Para a universalização e atingimento de metas traçadas pela legislação, estima-se investimentos na ordem de R$ 498 bilhões, sendo necessária a expansão de 500 mil quilômetros de rede. Desse montante, R$ 144 bilhões envolvem a rede de água (211,6 mil quilômetros) e R$ 354 bilhões, a rede de esgoto (288,7 mil quilômetros). E mais: é preciso avaliar toda a rede já em operação. Para isso, são necessários R$ 255 bilhões para substituir as depreciadas e reduzir as perdas de água.
Em relação aos investimentos em tubulações, devem ser aplicados R$ 99,261 bilhões - R$ 56,202 bi para rede de água e R$ 43,059 bi para a rede de esgoto.
Como se percebe, a mudança da realidade do saneamento no Brasil exige preparo de toda a cadeia envolvida. O Marco Legal do Saneamento tem potencial para suprir a defasagem histórica de ineficiência, mas só vai, de fato funcionar, se houver mudança real de paradigma e de prioridades. Estamos diante do futuro do saneamento e as empresas do setor de materiais estão preparadas, alinhadas e dispostas a colaborar.
As expectativas vão muito além de resolver o saneamento básico. A Confederação Nacional da Indústria (CNI), por exemplo, já apontou que a universalização dos serviços de água e esgoto pode reduzir em até R$ 1,45 bilhão os custos anuais com saúde.
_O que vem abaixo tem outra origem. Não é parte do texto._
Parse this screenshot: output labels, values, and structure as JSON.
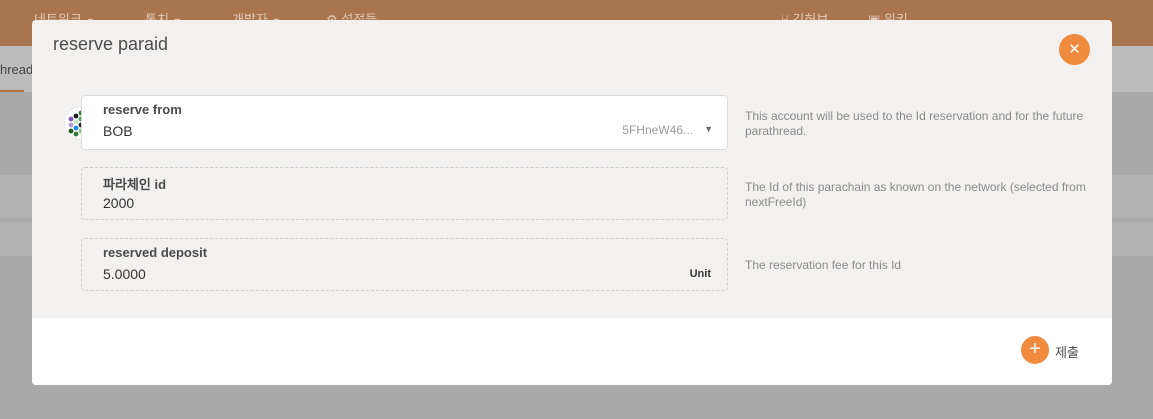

E a OMS afirma que cada R$ 1 investido em saneamento deve gerar uma economia de R$ 4 com a prevenção de doenças causadas pela falta do serviço.
O acesso ao saneamento básico, portanto, é um direito de todos e uma condição essencial para assegurar o desenvolvimento sustentável brasileiro. Sem ele, todos os demais direitos básicos vinculados à garantia da dignidade humana (como o direito à vida e a um nível adequado de saúde e bem-estar) se tornam inatingíveis. O Brasil somente caminhará para um desenvolvimento pleno, se cumprir com seus propósitos e estabelecer uma política que consiga concretizar a garantia de uma vida digna e justa a todos os seus filhos.
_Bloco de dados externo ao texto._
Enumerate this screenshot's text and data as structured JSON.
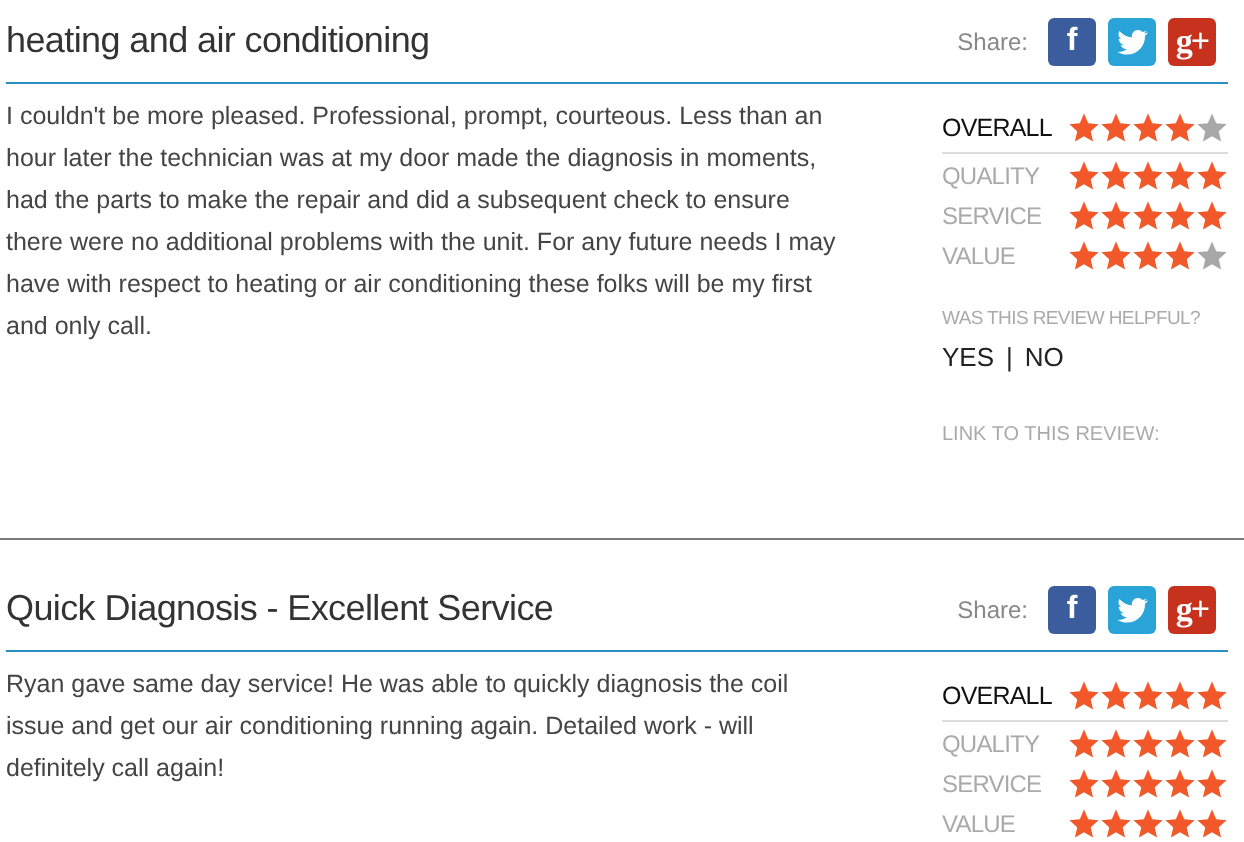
{
  "reviews": [
    {
      "title": "heating and air conditioning",
      "share_label": "Share:",
      "share_buttons": [
        {
          "kind": "facebook",
          "glyph": "f"
        },
        {
          "kind": "twitter"
        },
        {
          "kind": "googleplus",
          "glyph": "g+"
        }
      ],
      "body": "I couldn't be more pleased. Professional, prompt, courteous. Less than an hour later the technician was at my door made the diagnosis in moments, had the parts to make the repair and did a subsequent check to ensure there were no additional problems with the unit. For any future needs I may have with respect to heating or air conditioning these folks will be my first and only call.",
      "overall": {
        "label": "OVERALL",
        "stars": 4
      },
      "ratings": [
        {
          "label": "QUALITY",
          "stars": 5
        },
        {
          "label": "SERVICE",
          "stars": 5
        },
        {
          "label": "VALUE",
          "stars": 4
        }
      ],
      "helpful_prompt": "WAS THIS REVIEW HELPFUL?",
      "yes": "YES",
      "separator": "|",
      "no": "NO",
      "link_label": "LINK TO THIS REVIEW:"
    },
    {
      "title": "Quick Diagnosis - Excellent Service",
      "share_label": "Share:",
      "share_buttons": [
        {
          "kind": "facebook",
          "glyph": "f"
        },
        {
          "kind": "twitter"
        },
        {
          "kind": "googleplus",
          "glyph": "g+"
        }
      ],
      "body": "Ryan gave same day service! He was able to quickly diagnosis the coil issue and get our air conditioning running again. Detailed work - will definitely call again!",
      "overall": {
        "label": "OVERALL",
        "stars": 5
      },
      "ratings": [
        {
          "label": "QUALITY",
          "stars": 5
        },
        {
          "label": "SERVICE",
          "stars": 5
        },
        {
          "label": "VALUE",
          "stars": 5
        }
      ]
    }
  ]
}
* Luana Siewert Pretto é Engenheira civil, com mestrado na área de Análise Multicritério e cursando doutorado na área de Engenharia do Conhecimento, pela Universidade Federal de Santa Catarina (UFSC), diretora de Relações Institucionais e Governamentais da Associação Brasileira de Materiais para Saneamento (ASFAMAS) e conselheira de administração certificada pelo Instituto Brasileiro de Governança Corporativa (IBGC).